Aux États-Unis, la Californie et le Texas ont formé une coalition afin de renverser le gouvernement aux dérives pour le moins totalitaires. Alors que la guerre civile embrase tout le pays, une équipe de reporters de terrain — trois vétérans et une jeune photographe ambitieuse — entament un road trip jusqu’à Washington. Ils espèrent pouvoir réaliser une ultime interview du président avant qu’il ne soit destitué ou pire…

Terrifiant. C’est l’adjectif qui qualifie le mieux le dernier film en date d’Alex Garland, dont on avait particulièrement aimé Ex Machina, paru en 2015. Ici, autant dire qu’il ne fait pas dans la dentelle. Civil War impressionne par son réalisme hallucinant, qui le rend très immersif. La puissance des images, le bruit assourdissant des balles, des explosions, glacent le sang (sursauts garantis). Le cinéaste ne s’attarde pas sur le pourquoi du comment du conflit (c’est le principal reproche de ses détracteurs). On pense aux images de l’assaut du Capitole par les partisans de Donald Trump en 2021 (même si Garland avait écrit son film avant). Ce jour-là, ce qu’on pensait impossible était arrivé, et que les énormités de Trump soient acclamées, depuis, par une partie des Américains, peut faire craindre le pire. Ce coup de poing cinématographique du réalisateur britannique n’est donc pas superflu. Ni romantique ni épique, sa représentation de la guerre en appelle autant au blockbuster qu’au documentaire. Le film a été tourné en IMAX, d’où une profondeur de champ incroyable, mais il revient bien vite à hauteur d’homme. Car ce qui intéresse Garland, c’est l’humain, ou ce qu’il en reste quand l’heure est au chaos, à la survie, au chacun pour soi. Comme les protagonistes tout au long de leur voyage, on assiste à des scènes apocalyptiques d’une violence et d’une tension extrêmes. Les paysages de désolation et de destruction semblent parfois sortir tout droit des séries The Walking Dead ou The Last Of Us (mais les images des récentes émeutes en Nouvelle-Calédonie n’ont rien à leur envier).

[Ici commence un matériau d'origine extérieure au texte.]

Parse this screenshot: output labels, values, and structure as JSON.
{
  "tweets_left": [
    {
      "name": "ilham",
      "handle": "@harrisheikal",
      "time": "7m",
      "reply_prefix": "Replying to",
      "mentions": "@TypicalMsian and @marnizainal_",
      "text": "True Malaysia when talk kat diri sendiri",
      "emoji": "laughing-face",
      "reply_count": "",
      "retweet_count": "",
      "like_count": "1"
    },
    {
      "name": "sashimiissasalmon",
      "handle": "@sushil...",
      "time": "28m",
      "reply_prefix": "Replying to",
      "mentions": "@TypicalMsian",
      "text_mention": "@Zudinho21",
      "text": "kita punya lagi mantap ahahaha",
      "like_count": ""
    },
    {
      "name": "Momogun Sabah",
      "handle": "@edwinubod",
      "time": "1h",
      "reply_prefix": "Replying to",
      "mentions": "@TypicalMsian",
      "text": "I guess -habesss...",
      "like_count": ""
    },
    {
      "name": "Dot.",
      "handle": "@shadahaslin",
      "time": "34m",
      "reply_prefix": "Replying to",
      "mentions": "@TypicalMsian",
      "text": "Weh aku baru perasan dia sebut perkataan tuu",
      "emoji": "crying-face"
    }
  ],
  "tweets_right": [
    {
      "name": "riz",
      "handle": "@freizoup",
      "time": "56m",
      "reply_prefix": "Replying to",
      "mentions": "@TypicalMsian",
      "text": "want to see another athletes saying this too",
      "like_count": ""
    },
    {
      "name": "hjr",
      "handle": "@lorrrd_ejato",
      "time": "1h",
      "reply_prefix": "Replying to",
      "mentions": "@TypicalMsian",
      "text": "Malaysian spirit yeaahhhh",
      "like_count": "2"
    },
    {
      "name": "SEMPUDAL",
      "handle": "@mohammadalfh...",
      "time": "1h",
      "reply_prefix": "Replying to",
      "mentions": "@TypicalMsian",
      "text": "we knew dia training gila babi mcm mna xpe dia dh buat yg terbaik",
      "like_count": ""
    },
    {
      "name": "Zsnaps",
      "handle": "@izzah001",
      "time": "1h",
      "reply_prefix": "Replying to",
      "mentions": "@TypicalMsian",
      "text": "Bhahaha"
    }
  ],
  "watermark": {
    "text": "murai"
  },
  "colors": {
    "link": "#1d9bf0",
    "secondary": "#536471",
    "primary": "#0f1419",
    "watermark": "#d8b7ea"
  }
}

Qu’on ne s’y trompe pas : les journalistes ne sont pas épargnés non plus. Le cinéaste porte sur eux un regard aussi critique que celui sur les rednecks racistes qui profitent du désordre pour régler leurs comptes de manière expéditive et arbitraire. Ces reporters et photographes de terrain sont dopés à la violence, qu’ils esthétisent même dans leurs clichés. Pour se sentir vivants, ramener un scoop ou une photo qui fera le tour du monde, il leur faut approcher la mort au plus près. Pour eux, la guerre a des airs de safari. Soumis à un tournage aux conditions extrêmes, les acteurs se sont surpassés. On salue la performance de Kirsten Dunst, touchante en photographe désenchantée qui se découvre peu à peu une conscience, comme le vétéran et sage de l’équipe, campé par Stephen McKinley Henderson. Wagner Moura, inoubliable Pablo Escobar de la série Narcos, incarne un journaliste aussi courageux que désinvolte, accro à l’adrénaline. Quant à Cailee Spaeny, la Priscilla du film de Sofia Coppola, elle est parfaite en gamine irréfléchie et tête à claques. Relevé par une bande-son judicieuse (Suicide, De La Soul…) le film, très éprouvant, alterne les séquences chocs et les respirations, les plans larges et plus resserrés, et maintient un rythme soutenu. Quant à la fin, radicale et étonnante de cynisme, elle a quelque chose du New York 1997 de Carpenter. Il ne manque plus que Snake Plissken (« le président de quoi ? »). Âmes sensibles s’abstenir.
1h 49 Et avec Jesse Plemons, Nick Offerman, Nelson Lee, Jefferson White, Evan Lai…

 

LaROY : Where the f… is ?

Après avoir raflé le Grand Prix, le Prix du Public et le Prix de la Critique au Festival du Cinéma Américain de Deauville en septembre dernier, ce petit bijou a déboulé sur les écrans français. Si vous aimez l’humour des frères Coen, courez-y !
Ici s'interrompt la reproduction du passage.